Web Development feels ‘hacky’
For most of my career I have been a desktop developer but a few years ago I started making the move towards web development.
The move, at first, was horribly painful. For most of my working life I was working with the safety of compilers, full featured code libraries, mature test frameworks, UI frameworks and data-binding only to be thrown into the then (and even now) ‘wild west’ of web development.
My biggest gripe with web development was “how can it be so hard to do such simple things?”. I was finding that putting a button and some input controls on a screen that saved to a database required me to write waaaayyyy too much code. Never mind all the problems with screen size and browser compatibility, even simple things felt verbose and ‘hacky’
Silverlight – Desktop like, but flawed
I quickly retreated back from pure Javascript/HTML/CSS development to using something more ‘desktop-like’ and started using, and advocating, Silverlight.
Silverlight is [was] Microsoft’s attempt to replace Flash (more or less). Things were good, I was productive again and spitting out highly functional web apps until I started fully realizing the limitations of using a plugin based approach. On the brink of giving up web development due to frustration, I started looking at the latest web technologies that were beginning to gain some traction.
Knockout JS. Better, but still too many dragons to slay…

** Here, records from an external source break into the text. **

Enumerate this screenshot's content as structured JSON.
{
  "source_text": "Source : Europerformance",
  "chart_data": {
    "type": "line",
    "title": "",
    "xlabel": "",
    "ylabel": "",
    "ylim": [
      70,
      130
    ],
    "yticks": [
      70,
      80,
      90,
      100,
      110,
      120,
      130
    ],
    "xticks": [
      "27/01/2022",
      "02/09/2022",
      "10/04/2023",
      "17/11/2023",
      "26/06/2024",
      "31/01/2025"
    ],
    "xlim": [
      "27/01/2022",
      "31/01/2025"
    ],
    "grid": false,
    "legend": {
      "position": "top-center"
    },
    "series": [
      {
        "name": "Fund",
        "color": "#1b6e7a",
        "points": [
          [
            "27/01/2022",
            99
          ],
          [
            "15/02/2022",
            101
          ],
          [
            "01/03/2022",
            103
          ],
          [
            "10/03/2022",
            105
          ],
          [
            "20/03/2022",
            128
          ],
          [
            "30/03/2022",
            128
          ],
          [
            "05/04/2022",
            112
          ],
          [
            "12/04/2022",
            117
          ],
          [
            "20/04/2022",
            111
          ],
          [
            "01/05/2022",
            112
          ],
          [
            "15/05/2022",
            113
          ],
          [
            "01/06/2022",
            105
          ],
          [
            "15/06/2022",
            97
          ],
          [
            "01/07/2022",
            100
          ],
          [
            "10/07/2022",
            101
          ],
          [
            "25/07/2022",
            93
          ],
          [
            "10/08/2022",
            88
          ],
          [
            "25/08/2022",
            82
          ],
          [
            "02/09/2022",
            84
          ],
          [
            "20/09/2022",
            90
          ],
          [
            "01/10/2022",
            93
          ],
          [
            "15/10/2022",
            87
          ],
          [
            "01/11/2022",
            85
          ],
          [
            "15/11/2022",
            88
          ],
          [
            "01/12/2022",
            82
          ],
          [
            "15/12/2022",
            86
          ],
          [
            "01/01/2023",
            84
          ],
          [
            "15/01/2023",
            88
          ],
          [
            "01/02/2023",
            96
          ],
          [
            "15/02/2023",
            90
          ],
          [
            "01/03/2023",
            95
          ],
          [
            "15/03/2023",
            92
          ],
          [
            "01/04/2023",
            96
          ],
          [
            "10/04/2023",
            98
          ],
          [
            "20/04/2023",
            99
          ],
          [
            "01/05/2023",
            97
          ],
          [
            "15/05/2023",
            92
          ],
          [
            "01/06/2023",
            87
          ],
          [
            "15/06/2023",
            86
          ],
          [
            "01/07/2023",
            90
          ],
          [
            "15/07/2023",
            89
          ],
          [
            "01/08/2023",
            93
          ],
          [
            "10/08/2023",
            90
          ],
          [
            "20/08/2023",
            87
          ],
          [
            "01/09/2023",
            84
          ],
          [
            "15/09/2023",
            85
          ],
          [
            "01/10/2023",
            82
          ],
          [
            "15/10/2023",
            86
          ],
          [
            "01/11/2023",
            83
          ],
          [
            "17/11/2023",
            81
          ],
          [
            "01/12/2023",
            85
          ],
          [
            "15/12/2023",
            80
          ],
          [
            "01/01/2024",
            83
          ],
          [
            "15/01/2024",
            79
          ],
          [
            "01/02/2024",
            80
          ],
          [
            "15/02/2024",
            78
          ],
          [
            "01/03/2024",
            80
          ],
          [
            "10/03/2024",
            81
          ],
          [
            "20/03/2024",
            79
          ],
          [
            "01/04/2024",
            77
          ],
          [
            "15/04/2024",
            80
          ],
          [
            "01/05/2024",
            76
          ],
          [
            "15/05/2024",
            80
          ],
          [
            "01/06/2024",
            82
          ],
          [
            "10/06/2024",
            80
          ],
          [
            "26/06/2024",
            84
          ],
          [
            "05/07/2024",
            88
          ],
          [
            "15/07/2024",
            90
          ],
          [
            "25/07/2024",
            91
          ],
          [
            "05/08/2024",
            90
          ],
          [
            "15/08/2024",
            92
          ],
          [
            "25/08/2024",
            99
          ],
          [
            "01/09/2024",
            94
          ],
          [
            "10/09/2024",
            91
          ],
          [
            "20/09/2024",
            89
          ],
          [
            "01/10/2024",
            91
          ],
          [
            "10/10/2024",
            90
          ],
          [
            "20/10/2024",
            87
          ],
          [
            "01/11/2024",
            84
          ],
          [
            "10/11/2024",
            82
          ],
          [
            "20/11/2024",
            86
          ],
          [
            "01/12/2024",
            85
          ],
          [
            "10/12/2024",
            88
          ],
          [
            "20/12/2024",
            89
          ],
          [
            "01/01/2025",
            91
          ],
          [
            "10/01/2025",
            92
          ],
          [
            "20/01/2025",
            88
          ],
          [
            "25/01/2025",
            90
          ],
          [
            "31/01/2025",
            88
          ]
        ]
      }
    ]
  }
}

The first bit of relief came when I discovered Knockout.js. Knockout is a fantastic library that enables easy MVVM data-binding in your web apps. This was more like it, not having to write as much ‘grunt’ code to hook up data with UI felt much better. Something as simple as the data-binding that knockout gave me renewed my enthusiasm for web development and I started to look for other libraries that could address the other reservations that I had about web development.
Angular, now we’re talking
The next discovery, and most fruitful, was AngularJS.
Angular is a Javascript library from Google which makes web development sooooo much easier. For almost every problem that I started to ask Angular it seemed that the developers had already had the same pain and had already built the functionality into Angular already. If there was something that I needed from the framework that didn’t already exist, there was usually an Angular extension that was readily available or I was able to make a directive from an existing Jquery plugin.
Angular has become so much of a golden hammer for me that I find it hard to contemplate starting a large website without using it.
Looking to the future
The landscape for web development is evolving rapidly but with frameworks like Angular, and maturing and adherence to web standards, it does not seem as anarchic as it once was. There are several other libraries that have made my life easier such as underscore/lodash, twitter bootstrap, and breezejs, but the underlying library that has made the most difference is Angular. Since converting to Angular I am now a happy and more productive web developer. Before, I was extremely frustrated and unproductive and although Angular, and web development in general, is still far from perfect, it is a more enjoyable place to be.
A Word of Caution for Angular 2
Before you get carried away and start seeing everything in angular tinted glasses, you need to consider the ramifications of the upcoming Angular 2.0.
I have had a look at the 2.0 syntax and it is a big departure from 1.x. IMHO this is a strange and worrying decision from Google as many people looking to dive into Angular at this point in time will be uneasy that the code they write now will not be supported/current in the near future.
2 Golden Hammers?
Although promises of a clear upgrade path are promised by Google, it might be time to find a backup golden hammer (i.e. React) to hedge my bets.
Has anyone else got similar experiences with Angular? Have you found other libraries that you feel you cannot do without? How do you see the future for frameworks like Angular, React, Backbone or Ember?